Erfüllung fand dieses Leben, wie Dietrich Fischer-Dieskau in seiner kürzlich erschienen Biografie Hugo Wolfs schreibt (der einzigen nunmehr ernst zu nehmenden), nur in der Musik. Doch auch das Komponieren fiel Wolf nicht leicht: Seine Lieder entstanden – und das kann Konsequenz seiner Krankheit sein – in regelrechten Schaffens-Explosionen, manchmal gleich mehrere an einem Tag. Dabei setzte er die Texte so exakt in Musik, dass der Eindruck entsteht, er habe den Gedichten alles Leben ausgesaugt, um seine musikalische Inspiration damit zu speisen.
Aber überall da, wo nicht die Textvertonung im Vordergrund steht, ziehen sich die Kompositionsprozesse quälend lange hin: Jahrelang müht er sich mit dem letzten Satz seines Streichquartetts, symphonische Werke – sogar nach Textvorlagen wie der Penthesilea – werden wieder und wieder überarbeitet, bevor das Interesse an ihnen endgültig erlahmt. Nicht viel besser ergeht es seinem Wunsch, eine Oper zu schreiben: Erst findet sich über Jahre hinweg kein geeignetes Libretto, und jenes, das er schließlich als „Der Corregidor“ vertont, ist zu belanglos, um ihn zu einem musikdramatisch überzeugenden Werk zu inspirieren.

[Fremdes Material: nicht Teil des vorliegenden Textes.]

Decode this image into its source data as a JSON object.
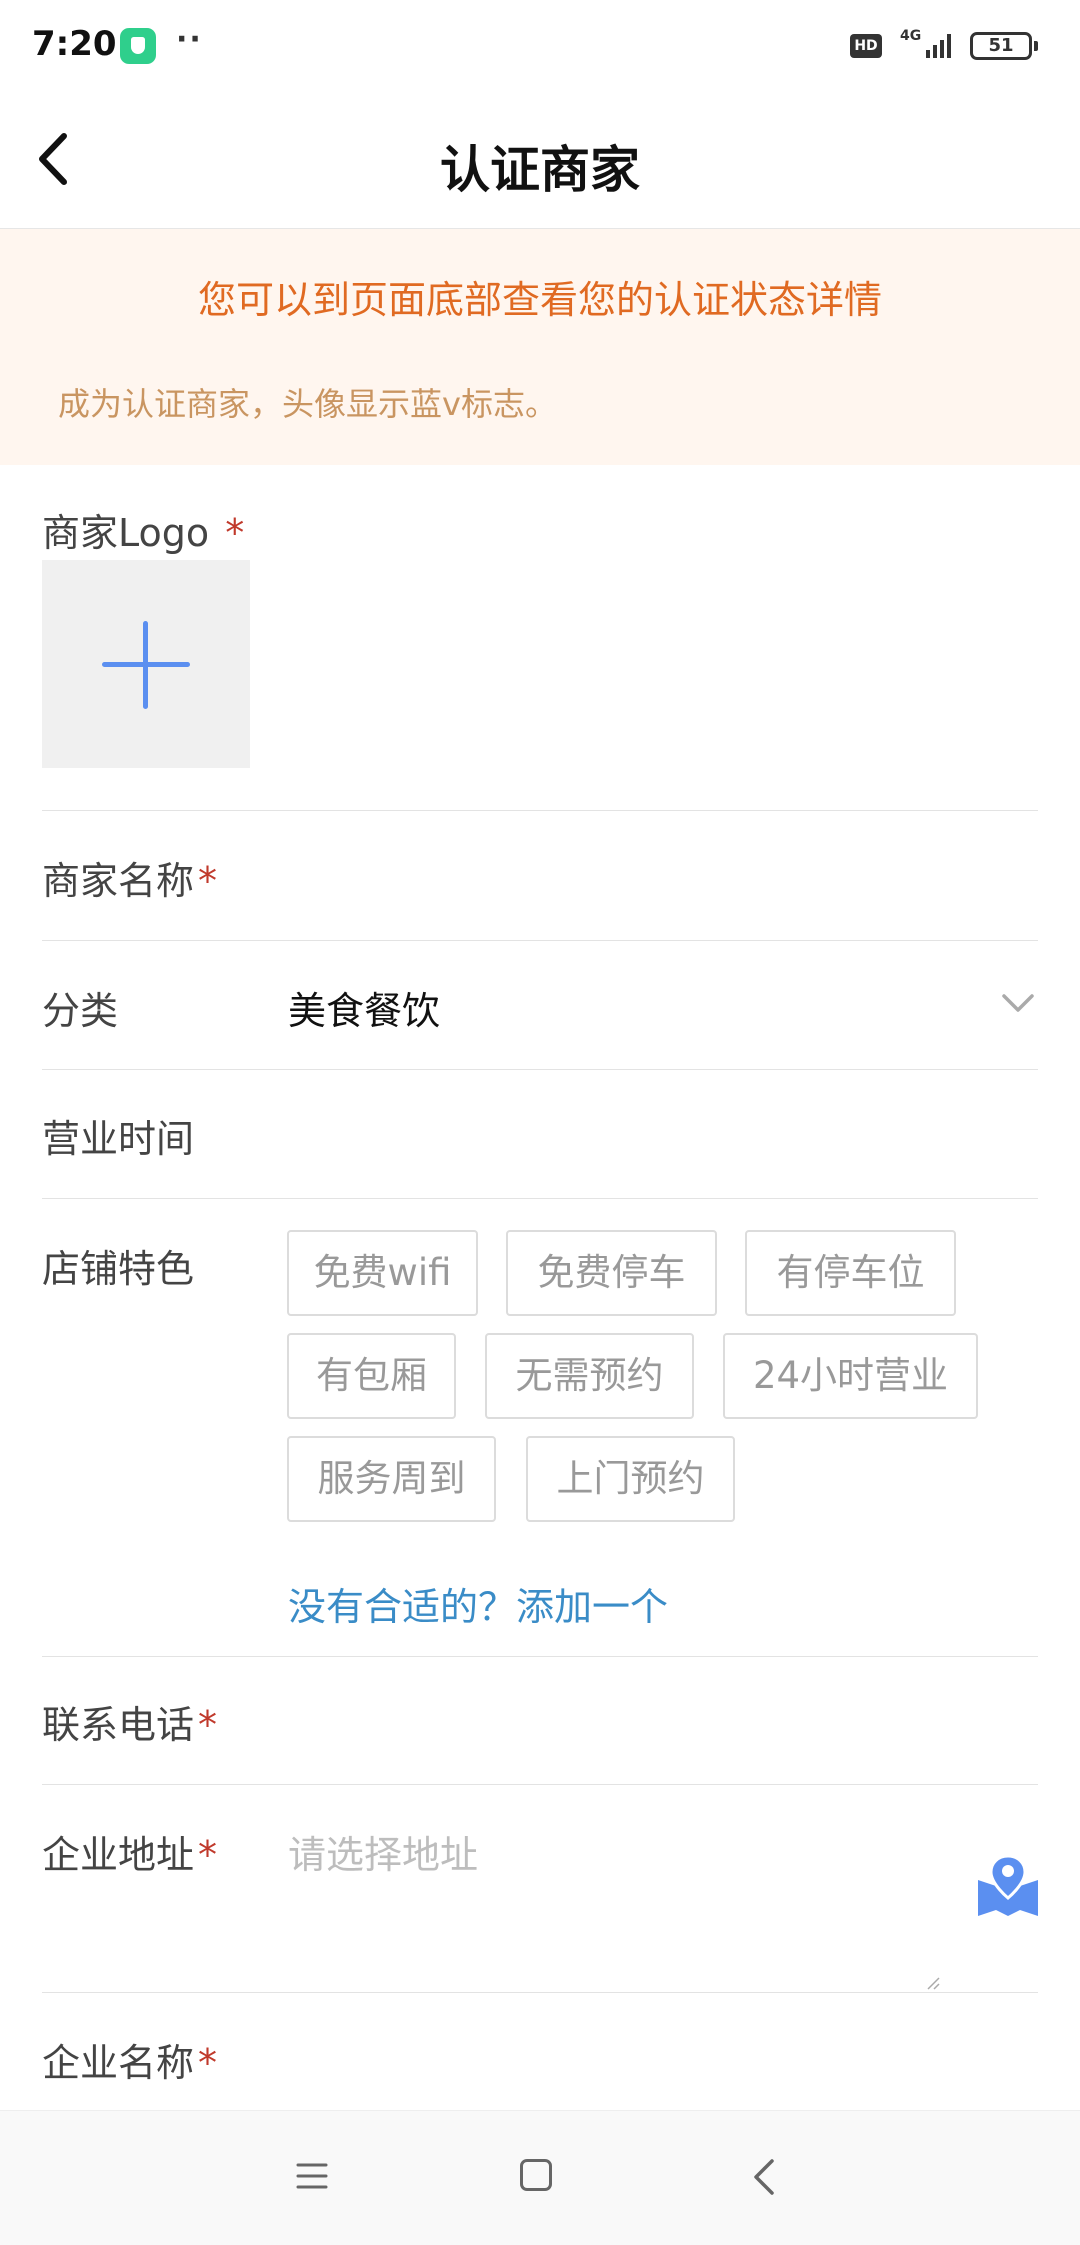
{
  "status_bar": {
    "time": "7:20",
    "dots": "··",
    "hd": "HD",
    "network": "4G",
    "battery": "51",
    "app_icon": "shield-check-icon"
  },
  "header": {
    "title": "认证商家",
    "back_icon": "chevron-left-icon"
  },
  "notice": {
    "main": "您可以到页面底部查看您的认证状态详情",
    "sub": "成为认证商家，头像显示蓝v标志。",
    "main_color": "#e06a22",
    "sub_color": "#c99561",
    "background": "#fff6ef"
  },
  "form": {
    "logo": {
      "label": "商家Logo",
      "required_mark": "*",
      "upload_icon": "plus-icon"
    },
    "name": {
      "label": "商家名称",
      "required_mark": "*"
    },
    "category": {
      "label": "分类",
      "value": "美食餐饮",
      "dropdown_icon": "chevron-down-icon"
    },
    "hours": {
      "label": "营业时间"
    },
    "features": {
      "label": "店铺特色",
      "tags": [
        "免费wifi",
        "免费停车",
        "有停车位",
        "有包厢",
        "无需预约",
        "24小时营业",
        "服务周到",
        "上门预约"
      ],
      "add_link": "没有合适的？添加一个"
    },
    "phone": {
      "label": "联系电话",
      "required_mark": "*"
    },
    "address": {
      "label": "企业地址",
      "required_mark": "*",
      "placeholder": "请选择地址",
      "map_icon": "map-pin-icon"
    },
    "company": {
      "label": "企业名称",
      "required_mark": "*"
    }
  },
  "colors": {
    "accent_blue": "#5b8ff0",
    "link_blue": "#3a8cc7",
    "required_red": "#c0392b"
  },
  "bottom_nav": {
    "menu_icon": "menu-icon",
    "home_icon": "home-square-icon",
    "back_icon": "back-triangle-icon"
  }
}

Kein Wunder, dass Hugo Wolf es mit einem solchen Oeuvre heute schwer hat: Will man erkennen, was er in seinen Liedern mitteilen will – das Restrepertoire ist mittlerweile ohnehin nur noch Liebhabern bekannt - muss man ein feines Ohr für feinste Nuancen haben: nicht gerade eine sehr geläufige Fähigkeit in einer Zeit, die Gedichte weder vom Hören kennt – und vom Sagen schon gleich gar nicht. Hat man aber einmal verstanden, wie etwa ein im Text gar nicht verbalisiertes gedankliches Innehalten durch eine Nebenstimme der Klavierbegleitung ausgedrückt wird – dann lernt man in Wolfs Musik eine ungeheure Subtilität kennen: Was sein Werk auszeichnet, ist genau jene Überempfindlichkeit, die ihm das Leben so unendlich schwer gemacht hat. In dieser Hinsicht hat Hugo Wolf, schon lange bevor er dem Wahnsinn verfiel, sehr viel vom Dämonischen eines Besessenen.